The Pat Malley Fitness and Recreation Center is located at Santa Clara University. Constructed and dedicated on October 8, 1999, the center is the primary sports and fitness center for the general population at Santa Clara University.

Built at a cost of $8.8 million, the 44000 sqft facility is named for long-time SCU football coach Pat Malley and includes three basketball/volleyball courts, a weight room, two locker rooms, a 2100 sqft multipurpose room, a lounge space, and offices for recreation and wellness programs. Weight and fitness facilities are available for university athletics in the Leavey Center. Malley is also accessible to the campus community for recreational use.

SCU alumni, including many of Malley's former football players, were involved in the financing, planning, and construction of the facility, which includes approximately $400,000 in exercise equipment.

During its first month of operation, daily attendance of SCU students, staff, faculty, and alumni at the fitness center averaged about 1,200. The structure is situated next to the Leavey Center on the east side of the SCU campus that was designed by CannonDesign.

The 9500 sqft weight room is named the Filizetti-McPherson Weight Room, after John Filizetti and Bill McPherson.
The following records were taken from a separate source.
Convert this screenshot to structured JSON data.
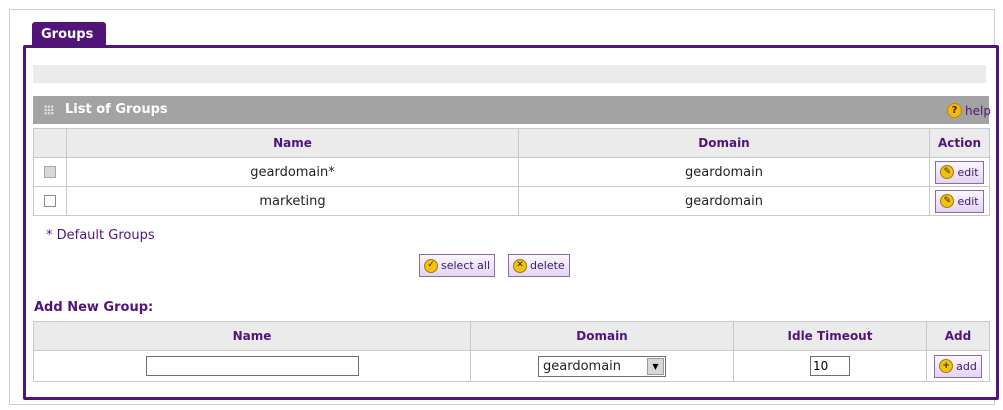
{
  "tab": {
    "label": "Groups"
  },
  "list_section": {
    "title": "List of Groups",
    "help_label": "help",
    "help_icon": "question-icon",
    "columns": [
      "Name",
      "Domain",
      "Action"
    ],
    "rows": [
      {
        "name": "geardomain*",
        "domain": "geardomain",
        "action": "edit",
        "checkbox_disabled": true
      },
      {
        "name": "marketing",
        "domain": "geardomain",
        "action": "edit",
        "checkbox_disabled": false
      }
    ],
    "footnote": "* Default Groups",
    "select_all_label": "select all",
    "delete_label": "delete"
  },
  "add_section": {
    "title": "Add New Group:",
    "columns": [
      "Name",
      "Domain",
      "Idle Timeout",
      "Add"
    ],
    "name_value": "",
    "domain_selected": "geardomain",
    "idle_timeout_value": "10",
    "add_label": "add"
  },
  "colors": {
    "accent": "#51157a",
    "header_gray": "#a3a3a3",
    "icon_yellow": "#f2c20f"
  }
}
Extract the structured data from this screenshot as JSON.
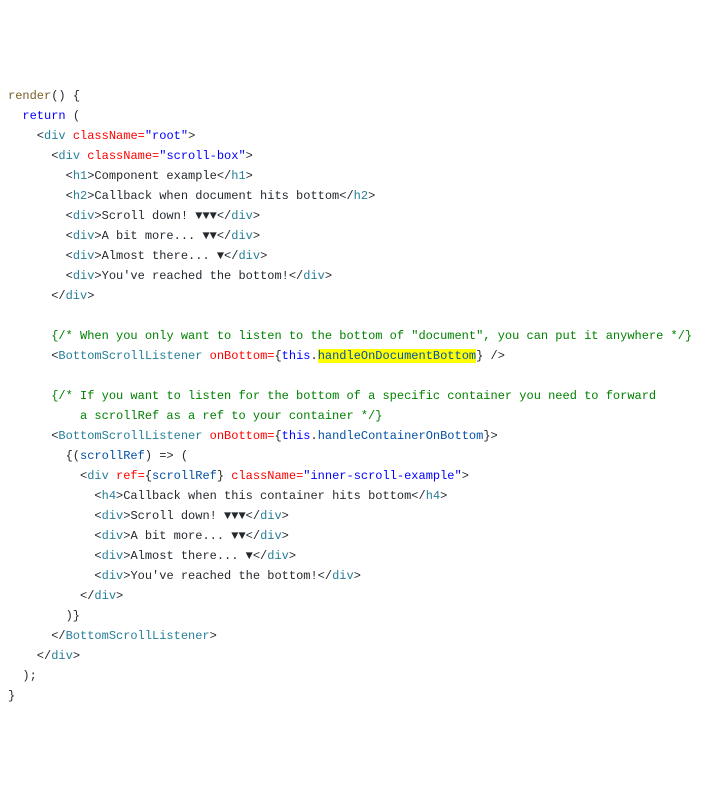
{
  "code": {
    "l1_a": "render",
    "l1_b": "() {",
    "l2_a": "  ",
    "l2_b": "return",
    "l2_c": " (",
    "l3_a": "    <",
    "l3_tag": "div",
    "l3_sp": " ",
    "l3_attr": "className=",
    "l3_str": "\"root\"",
    "l3_close": ">",
    "l4_a": "      <",
    "l4_tag": "div",
    "l4_attr": "className=",
    "l4_str": "\"scroll-box\"",
    "l5_a": "        <",
    "l5_tag": "h1",
    "l5_text": "Component example",
    "l5_ctag": "h1",
    "l6_tag": "h2",
    "l6_text": "Callback when document hits bottom",
    "l7_tag": "div",
    "l7_text": "Scroll down! ▼▼▼",
    "l8_text": "A bit more... ▼▼",
    "l9_text": "Almost there... ▼",
    "l10_text": "You've reached the bottom!",
    "l11_close": "      </",
    "cmt1": "{/* When you only want to listen to the bottom of \"document\", you can put it anywhere */}",
    "bsl_tag": "BottomScrollListener",
    "bsl_attr": "onBottom=",
    "bsl_this": "this",
    "bsl_dot": ".",
    "bsl_handler1": "handleOnDocumentBottom",
    "bsl_selfclose": " />",
    "cmt2a": "{/* If you want to listen for the bottom of a specific container you need to forward",
    "cmt2b": "          a scrollRef as a ref to your container */}",
    "bsl2_handler": "handleContainerOnBottom",
    "arrow_open": "        {(",
    "arrow_var": "scrollRef",
    "arrow_mid": ") => (",
    "inner_div_open": "          <",
    "inner_ref_attr": "ref=",
    "inner_ref_expr_open": "{",
    "inner_ref_expr": "scrollRef",
    "inner_ref_expr_close": "}",
    "inner_cls_attr": "className=",
    "inner_cls_str": "\"inner-scroll-example\"",
    "inner_h4_tag": "h4",
    "inner_h4_text": "Callback when this container hits bottom",
    "close_div_inner": "          </",
    "arrow_close": "        )}",
    "bsl_close": "      </",
    "outer_div_close": "    </",
    "paren_close": "  );",
    "brace_close": "}"
  }
}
The lobby area was donated by Brent Jones and his wife Dana.

In April of 2024 they had a monthly check in total of 36,282, a new record for them. In total, they had 265,516 check ins during the 2023-24 academic year, or 17,127 more than in 2022-23.

On Sunday, October 15 the Malley Center celebrated its 25th anniversary by giving out free 25th anniversary stickers to the first 25 patrons of every hour.

==Renovations==

- In 2010 SCU resurfaced the basketball courts, adding the "Bronco" text and logo onto the middle basketball court. A new industrial laundry unit was also added to the facility.
- Between 2011-2017 the Malley Fitness Center underwent numerous improvements, including new weight room equipment, as well as office and bathroom renovations.
- In November 2017, SCU opened an outdoor fitness area across from the Malley Fitness Center.

==Membership==
- Current students, faculty, and staff are able to use the facility free of charge while they are actively taking classes.
- Alumni have passes available for $480 per year, $250 for 3 months, and $70 for 1 month. Alumni also have an option for a $75 pass for 10 unique visits that expires after 1 year.
- The general community is not eligible for memberships.